Visuellement fabuleux
Un film qui ose énormément de choses
Envoûtant par certains aspects
Les acteurs et actrices

Les moins

Assez radical dans son approche, et voué à diviser

En bref : La Marque du Tueur tente énormément de choses visuellement et narrativement pour nous plonger parfois dans un état de confusion, pour nous rapprocher de son personnage de tueur qui dérape petit à petit.
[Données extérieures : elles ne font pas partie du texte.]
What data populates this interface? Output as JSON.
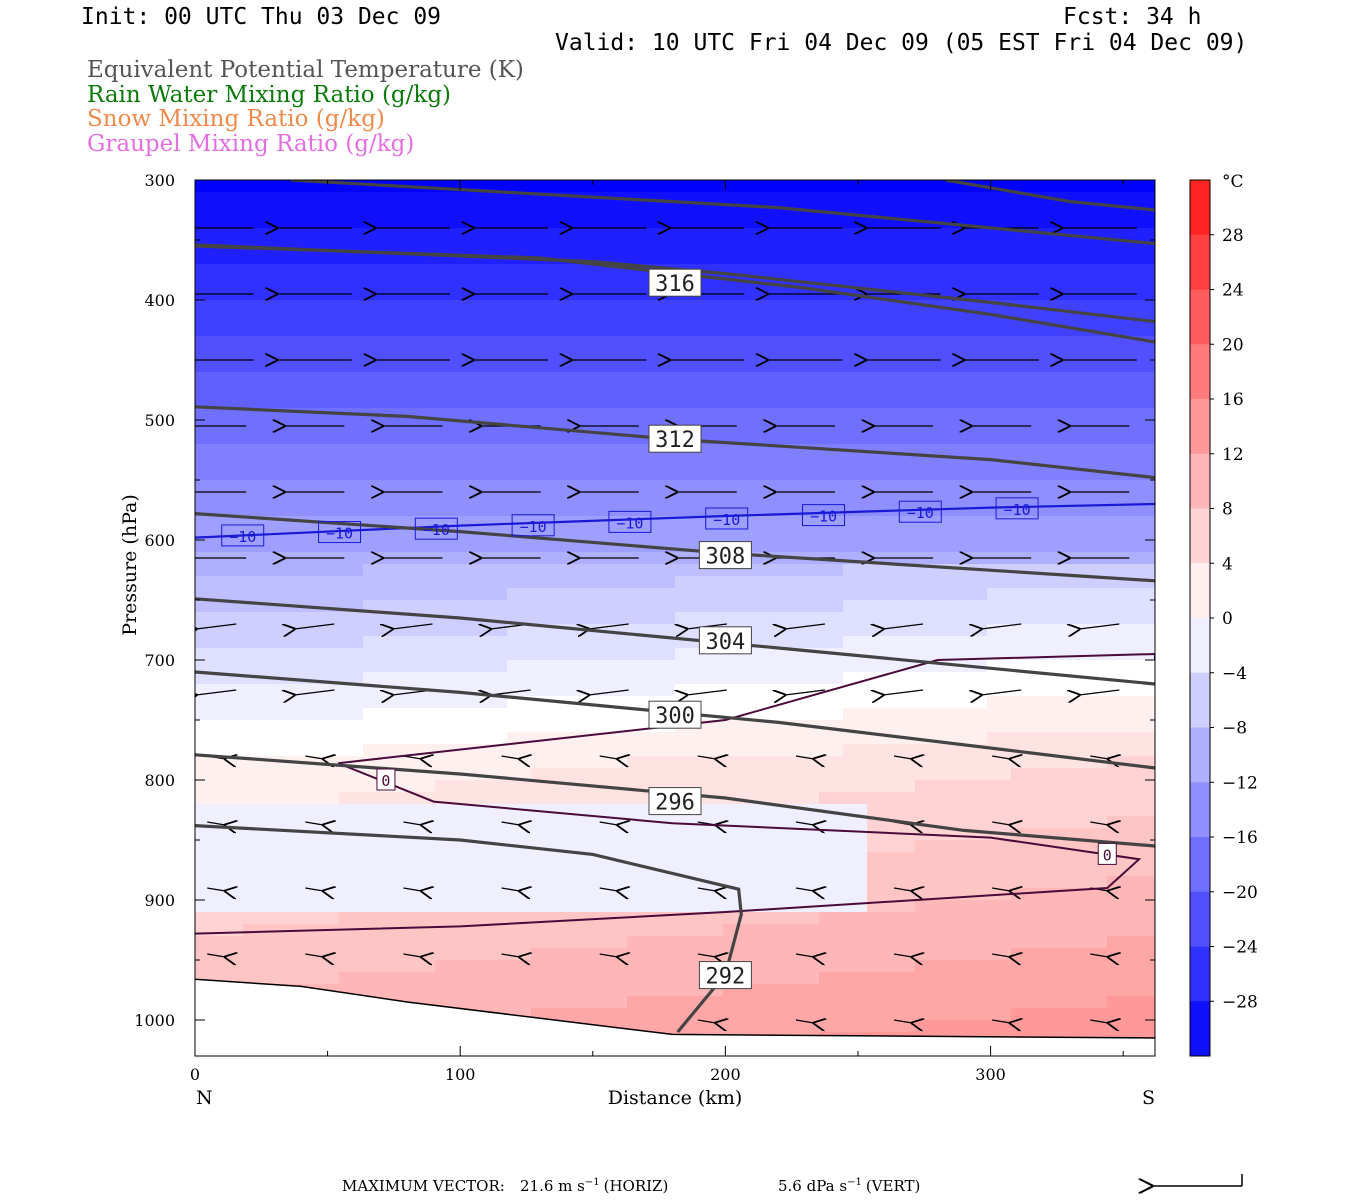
{
  "header": {
    "init": "Init: 00 UTC Thu 03 Dec 09",
    "fcst": "Fcst:   34 h",
    "valid": "Valid: 10 UTC Fri 04 Dec 09 (05 EST Fri 04 Dec 09)"
  },
  "fields": [
    {
      "label": "Equivalent Potential Temperature (K)",
      "color": "#555555"
    },
    {
      "label": "Rain Water Mixing Ratio (g/kg)",
      "color": "#0b7a0b"
    },
    {
      "label": "Snow Mixing Ratio (g/kg)",
      "color": "#f08a4b"
    },
    {
      "label": "Graupel Mixing Ratio (g/kg)",
      "color": "#e56fe0"
    }
  ],
  "chart_data": {
    "type": "heatmap",
    "xlabel": "Distance (km)",
    "ylabel": "Pressure (hPa)",
    "xlim": [
      0,
      362
    ],
    "ylim": [
      1030,
      300
    ],
    "x_ticks": [
      "0",
      "100",
      "200",
      "300"
    ],
    "x_tick_values": [
      0,
      100,
      200,
      300
    ],
    "y_ticks": [
      "300",
      "400",
      "500",
      "600",
      "700",
      "800",
      "900",
      "1000"
    ],
    "y_tick_values": [
      300,
      400,
      500,
      600,
      700,
      800,
      900,
      1000
    ],
    "end_labels": {
      "left": "N",
      "right": "S"
    },
    "colorbar": {
      "unit": "°C",
      "tick_labels": [
        "28",
        "24",
        "20",
        "16",
        "12",
        "8",
        "4",
        "0",
        "−4",
        "−8",
        "−12",
        "−16",
        "−20",
        "−24",
        "−28"
      ],
      "levels_top_to_bottom": [
        32,
        28,
        24,
        20,
        16,
        12,
        8,
        4,
        0,
        -4,
        -8,
        -12,
        -16,
        -20,
        -24,
        -28,
        -32
      ]
    },
    "theta_e_contours": [
      {
        "label": "316",
        "label_at": [
          181,
          386
        ],
        "points": [
          [
            36,
            300
          ],
          [
            220,
            323
          ],
          [
            362,
            353
          ]
        ]
      },
      {
        "label": "316",
        "label_at": [
          181,
          386
        ],
        "points": [
          [
            0,
            354
          ],
          [
            150,
            368
          ],
          [
            200,
            378
          ],
          [
            300,
            402
          ],
          [
            362,
            418
          ]
        ]
      },
      {
        "label": "316",
        "label_at": [
          181,
          386
        ],
        "points": [
          [
            0,
            355
          ],
          [
            130,
            365
          ],
          [
            230,
            390
          ],
          [
            300,
            412
          ],
          [
            362,
            435
          ]
        ]
      },
      {
        "label": "316",
        "label_at": [
          181,
          386
        ],
        "points": [
          [
            283,
            300
          ],
          [
            330,
            318
          ],
          [
            362,
            325
          ]
        ]
      },
      {
        "label": "312",
        "label_at": [
          181,
          516
        ],
        "points": [
          [
            0,
            489
          ],
          [
            80,
            497
          ],
          [
            180,
            516
          ],
          [
            300,
            533
          ],
          [
            362,
            548
          ]
        ]
      },
      {
        "label": "308",
        "label_at": [
          200,
          613
        ],
        "points": [
          [
            0,
            578
          ],
          [
            100,
            593
          ],
          [
            200,
            611
          ],
          [
            362,
            634
          ]
        ]
      },
      {
        "label": "304",
        "label_at": [
          200,
          684
        ],
        "points": [
          [
            0,
            649
          ],
          [
            100,
            665
          ],
          [
            220,
            690
          ],
          [
            362,
            720
          ]
        ]
      },
      {
        "label": "300",
        "label_at": [
          181,
          746
        ],
        "points": [
          [
            0,
            710
          ],
          [
            100,
            727
          ],
          [
            220,
            752
          ],
          [
            362,
            790
          ]
        ]
      },
      {
        "label": "296",
        "label_at": [
          181,
          818
        ],
        "points": [
          [
            0,
            779
          ],
          [
            100,
            795
          ],
          [
            200,
            815
          ],
          [
            290,
            842
          ],
          [
            362,
            855
          ]
        ]
      },
      {
        "label": "292",
        "label_at": [
          200,
          963
        ],
        "points": [
          [
            0,
            838
          ],
          [
            100,
            850
          ],
          [
            150,
            862
          ],
          [
            205,
            891
          ],
          [
            206,
            912
          ],
          [
            200,
            962
          ],
          [
            182,
            1010
          ]
        ]
      }
    ],
    "isotherms": [
      {
        "label": "−10",
        "values": [
          [
            0,
            598
          ],
          [
            100,
            588
          ],
          [
            200,
            580
          ],
          [
            300,
            573
          ],
          [
            362,
            570
          ]
        ]
      },
      {
        "label": "0",
        "values": [
          [
            54,
            786
          ],
          [
            200,
            750
          ],
          [
            280,
            700
          ],
          [
            362,
            695
          ],
          [
            362,
            700
          ]
        ]
      },
      {
        "label": "0",
        "values": [
          [
            54,
            786
          ],
          [
            90,
            818
          ],
          [
            180,
            836
          ],
          [
            300,
            848
          ],
          [
            356,
            866
          ],
          [
            344,
            890
          ],
          [
            200,
            910
          ],
          [
            100,
            922
          ],
          [
            0,
            928
          ]
        ]
      }
    ],
    "terrain": [
      [
        0,
        966
      ],
      [
        40,
        972
      ],
      [
        80,
        985
      ],
      [
        180,
        1012
      ],
      [
        362,
        1015
      ]
    ],
    "max_vector": {
      "horiz": "21.6 m s",
      "vert": "5.6 dPa s"
    }
  },
  "footer": {
    "max_vector_label": "MAXIMUM VECTOR:",
    "horiz_value": "21.6 m s",
    "horiz_unit": "(HORIZ)",
    "vert_value": "5.6 dPa s",
    "vert_unit": "(VERT)",
    "exp": "−1"
  }
}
Suzuki livre une œuvre plastique irréprochable mais au propos qui ne plaira pas à tout le monde.

A FEW WORDS IN ENGLISH
THE GOOD THE BAD
♥ Visually stunning, all the time, every shot
♥ The film tries so many things
♥ You can’t look away from the screen
♥ The actors and actresses
⊗ It’s not for everyone as the film tries to be more than a simple thriller
Branded to Kill tries a lot of things, both visually and with its story, to confuse the audience, to make us feel a bit like its main character. Suzuki delivers a visually perfect film, but its content is not for everyone.

2 réflexions sur « LA MARQUE DU TUEUR (殺しの烙印) de Suzuki Seijun (1967) »

  1. Un film majeur de la Nouvelle Vague japonaise, je souscris à l’avis d’Oli.
    Une œuvre pas facile à appréhender tout de même. Suzuki est un peu le Godard japonais.